I'm also using Airtel GPRS in FC4 via N70. It's great....


----------



## titun (Feb 16, 2007)

*Successfully connected Fedora Core 5+Nokia 6070+CA 42+AirTel GPRS*

I created this thread almost 4 months ago. Not being able to find the solution left the thread.

Today it is solved.
Let me repeat, I used Fedora Core 5 + Nokia 6070 + CA 42 Data Cable + AirTel GPRS.

What I did :

Fresh installed FC5 again last night.
su : 
password : 
[ Checked my mobile phone's Vendor ID & Product ID earlier in the other OS   ]
 : /sbin/modprobe usbserial vendor=0x0409 product=0x04B0

then

 : wvdialconf create  [ This command did not show me any result ]
Manually typed following things in /etc/wvdial.conf

[Dialer Defaults]
Modem = /dev/ttyUSB0
Baud = 230400
Init1 = ATZ
Init2 = ATQ0 V1 E1 S0=0 &C1 &D2 +FCLASS=0
ISDN = 0
Modem Type = Analog Modem
Phone = *99#
Username = A
Password = B
Stupid Mode = 1

in another console, 

 : su - 
 : password :

 : service named start

and it it displayed named service started.
Then 
 : wvdial  
The O/P came as follows
_________________________________
--> WvDial: Internet dialer version 1.54.0
--> Cannot get information for serial port.
--> Initializing modem.
--> Sending: ATZ
ATZ
OK
--> Sending: ATQ0 V1 E1 S0=0 &C1 &D2 +FCLASS=0
ATQ0 V1 E1 S0=0 &C1 &D2 +FCLASS=0
OK
--> Modem initialized.
--> Sending: ATDT*99#
--> Waiting for carrier.
ATDT*99#
CONNECT
~[7f]}#@!}!} } }2}#}$@#}!}$}%\}"}&} }*} } g}%~
--> Carrier detected.  Starting PPP immediately.
--> Starting pppd at Fri Feb 16 09:51:27 2007
--> pid of pppd: 3495
--> Using interface ppp0
--> pppd: alog Modem
--> pppd: alog Modem
--> pppd: alog Modem
--> local  IP address 172.28.41.189
--> pppd: alog Modem
--> remote IP address 10.6.6.6
--> pppd: alog Modem
--> primary   DNS address 202.56.230.6
--> pppd: alog Modem
--> secondary DNS address 202.56.230.5
--> pppd: alog Modem
___________________________________
It means net is now connected.
I was able to open google.com . But it took a longer time than normal, so closed connection.
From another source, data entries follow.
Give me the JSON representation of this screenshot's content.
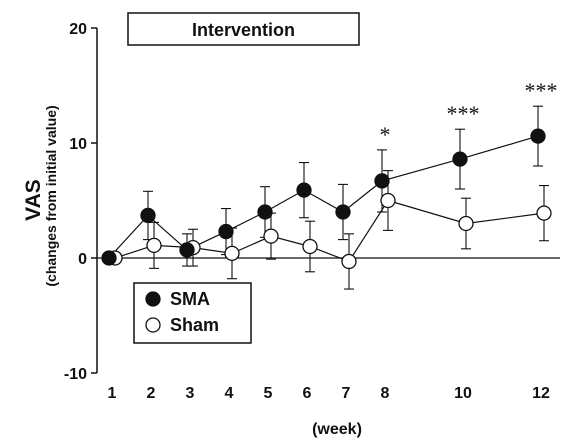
{
  "chart_data": {
    "type": "line",
    "ylabel": "VAS",
    "ylabel_sub": "(changes from initial value)",
    "xlabel": "(week)",
    "x": [
      1,
      2,
      3,
      4,
      5,
      6,
      7,
      8,
      10,
      12
    ],
    "x_tick_labels": [
      "1",
      "2",
      "3",
      "4",
      "5",
      "6",
      "7",
      "8",
      "10",
      "12"
    ],
    "ylim": [
      -10,
      20
    ],
    "y_ticks": [
      -10,
      0,
      10,
      20
    ],
    "y_tick_labels": [
      "-10",
      "0",
      "10",
      "20"
    ],
    "intervention_label": "Intervention",
    "intervention_range": [
      2,
      7
    ],
    "legend_position": "bottom-left",
    "series": [
      {
        "name": "SMA",
        "marker": "filled-circle",
        "color": "#111111",
        "values": [
          0,
          3.7,
          0.7,
          2.3,
          4.0,
          5.9,
          4.0,
          6.7,
          8.6,
          10.6
        ],
        "errors": [
          0,
          2.1,
          1.4,
          2.0,
          2.2,
          2.4,
          2.4,
          2.7,
          2.6,
          2.6
        ]
      },
      {
        "name": "Sham",
        "marker": "open-circle",
        "color": "#111111",
        "values": [
          0,
          1.1,
          0.9,
          0.4,
          1.9,
          1.0,
          -0.3,
          5.0,
          3.0,
          3.9
        ],
        "errors": [
          0,
          2.0,
          1.6,
          2.2,
          2.0,
          2.2,
          2.4,
          2.6,
          2.2,
          2.4
        ]
      }
    ],
    "annotations": [
      {
        "x": 8,
        "text": "*"
      },
      {
        "x": 10,
        "text": "***"
      },
      {
        "x": 12,
        "text": "***"
      }
    ]
  }
}
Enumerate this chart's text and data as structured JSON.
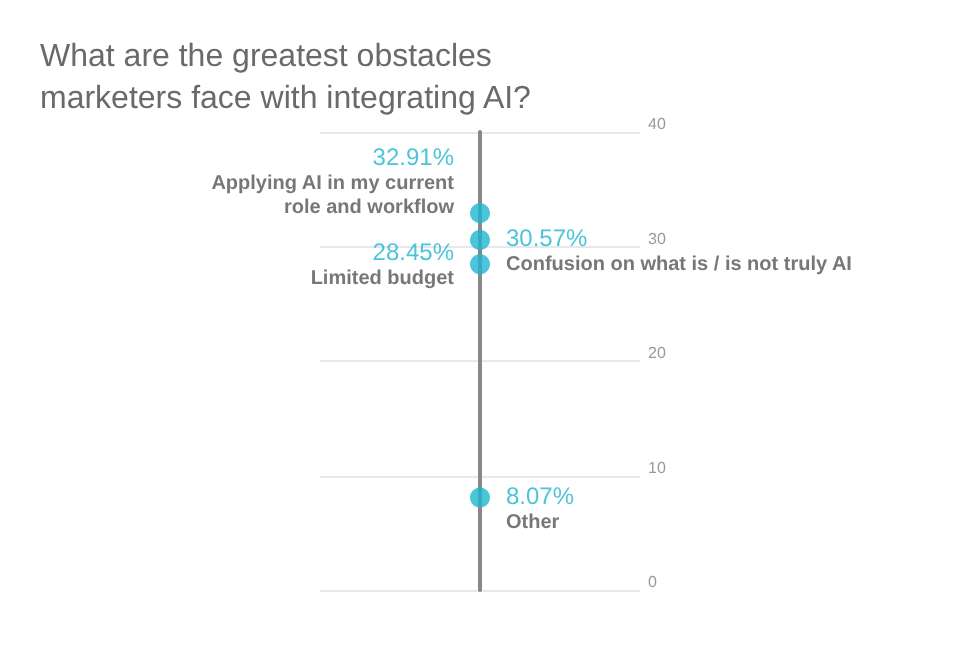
{
  "chart_data": {
    "type": "scatter",
    "title": "What are the greatest obstacles marketers face with integrating AI?",
    "categories": [
      null
    ],
    "series": [
      {
        "name": "Applying AI in my current role and workflow",
        "color": "#1fb5d0",
        "values": [
          32.91
        ],
        "value_labels": [
          "32.91%"
        ]
      },
      {
        "name": "Confusion on what is / is not truly AI",
        "color": "#1fb5d0",
        "values": [
          30.57
        ],
        "value_labels": [
          "30.57%"
        ]
      },
      {
        "name": "Limited budget",
        "color": "#1fb5d0",
        "values": [
          28.45
        ],
        "value_labels": [
          "28.45%"
        ]
      },
      {
        "name": "Other",
        "color": "#1fb5d0",
        "values": [
          8.07
        ],
        "value_labels": [
          "8.07%"
        ]
      }
    ],
    "ylim": [
      0,
      40
    ],
    "yticks": [
      0,
      10,
      20,
      30,
      40
    ],
    "grid": "y",
    "tick_labels": "y",
    "legend": false,
    "marker": "circle"
  }
}
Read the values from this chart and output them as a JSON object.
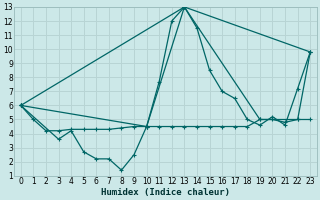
{
  "xlabel": "Humidex (Indice chaleur)",
  "xlim": [
    -0.5,
    23.5
  ],
  "ylim": [
    1,
    13
  ],
  "xticks": [
    0,
    1,
    2,
    3,
    4,
    5,
    6,
    7,
    8,
    9,
    10,
    11,
    12,
    13,
    14,
    15,
    16,
    17,
    18,
    19,
    20,
    21,
    22,
    23
  ],
  "yticks": [
    1,
    2,
    3,
    4,
    5,
    6,
    7,
    8,
    9,
    10,
    11,
    12,
    13
  ],
  "bg_color": "#cce8e8",
  "grid_color": "#b8d4d4",
  "line_color": "#006666",
  "series1": [
    [
      0,
      6
    ],
    [
      1,
      5
    ],
    [
      2,
      4.2
    ],
    [
      3,
      4.2
    ],
    [
      4,
      4.3
    ],
    [
      5,
      4.3
    ],
    [
      6,
      4.3
    ],
    [
      7,
      4.3
    ],
    [
      8,
      4.4
    ],
    [
      9,
      4.5
    ],
    [
      10,
      4.5
    ],
    [
      11,
      4.5
    ],
    [
      12,
      4.5
    ],
    [
      13,
      4.5
    ],
    [
      14,
      4.5
    ],
    [
      15,
      4.5
    ],
    [
      16,
      4.5
    ],
    [
      17,
      4.5
    ],
    [
      18,
      4.5
    ],
    [
      19,
      5.0
    ],
    [
      20,
      5.0
    ],
    [
      21,
      4.8
    ],
    [
      22,
      5.0
    ],
    [
      23,
      5.0
    ]
  ],
  "series2": [
    [
      0,
      6
    ],
    [
      3,
      3.6
    ],
    [
      4,
      4.2
    ],
    [
      5,
      2.7
    ],
    [
      6,
      2.2
    ],
    [
      7,
      2.2
    ],
    [
      8,
      1.4
    ],
    [
      9,
      2.5
    ],
    [
      10,
      4.5
    ],
    [
      11,
      7.7
    ],
    [
      12,
      12.0
    ],
    [
      13,
      13.0
    ],
    [
      14,
      11.5
    ],
    [
      15,
      8.5
    ],
    [
      16,
      7.0
    ],
    [
      17,
      6.5
    ],
    [
      18,
      5.0
    ],
    [
      19,
      4.6
    ],
    [
      20,
      5.2
    ],
    [
      21,
      4.6
    ],
    [
      22,
      7.2
    ],
    [
      23,
      9.8
    ]
  ],
  "series3": [
    [
      0,
      6
    ],
    [
      10,
      4.5
    ],
    [
      13,
      13.0
    ],
    [
      19,
      5.0
    ],
    [
      22,
      5.0
    ],
    [
      23,
      9.8
    ]
  ],
  "series4": [
    [
      0,
      6
    ],
    [
      13,
      13.0
    ],
    [
      23,
      9.8
    ]
  ]
}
Opened /etc/resolv.conf and entered the following : 

service named start
nameserver 202.56.250.5
nameserver 202.56.250.6

Now I just do this 
 : su
 : password
 : wvdial

3 simple steps to enjoy AirTel GPRS in Linux. Will soon upgrade to latest versions of Tux.
Heartly thanks and reputation points to everyone who replied in this thread.
I used the follwing links as my reference along with the help of you guys.
1] Using a GSM Cellphone as a GPRS Modem - Ubuntu Forums 

2] Connecting Fedora Core to Airtel GPRS using Nokia 6020 and CA-42 cable


----------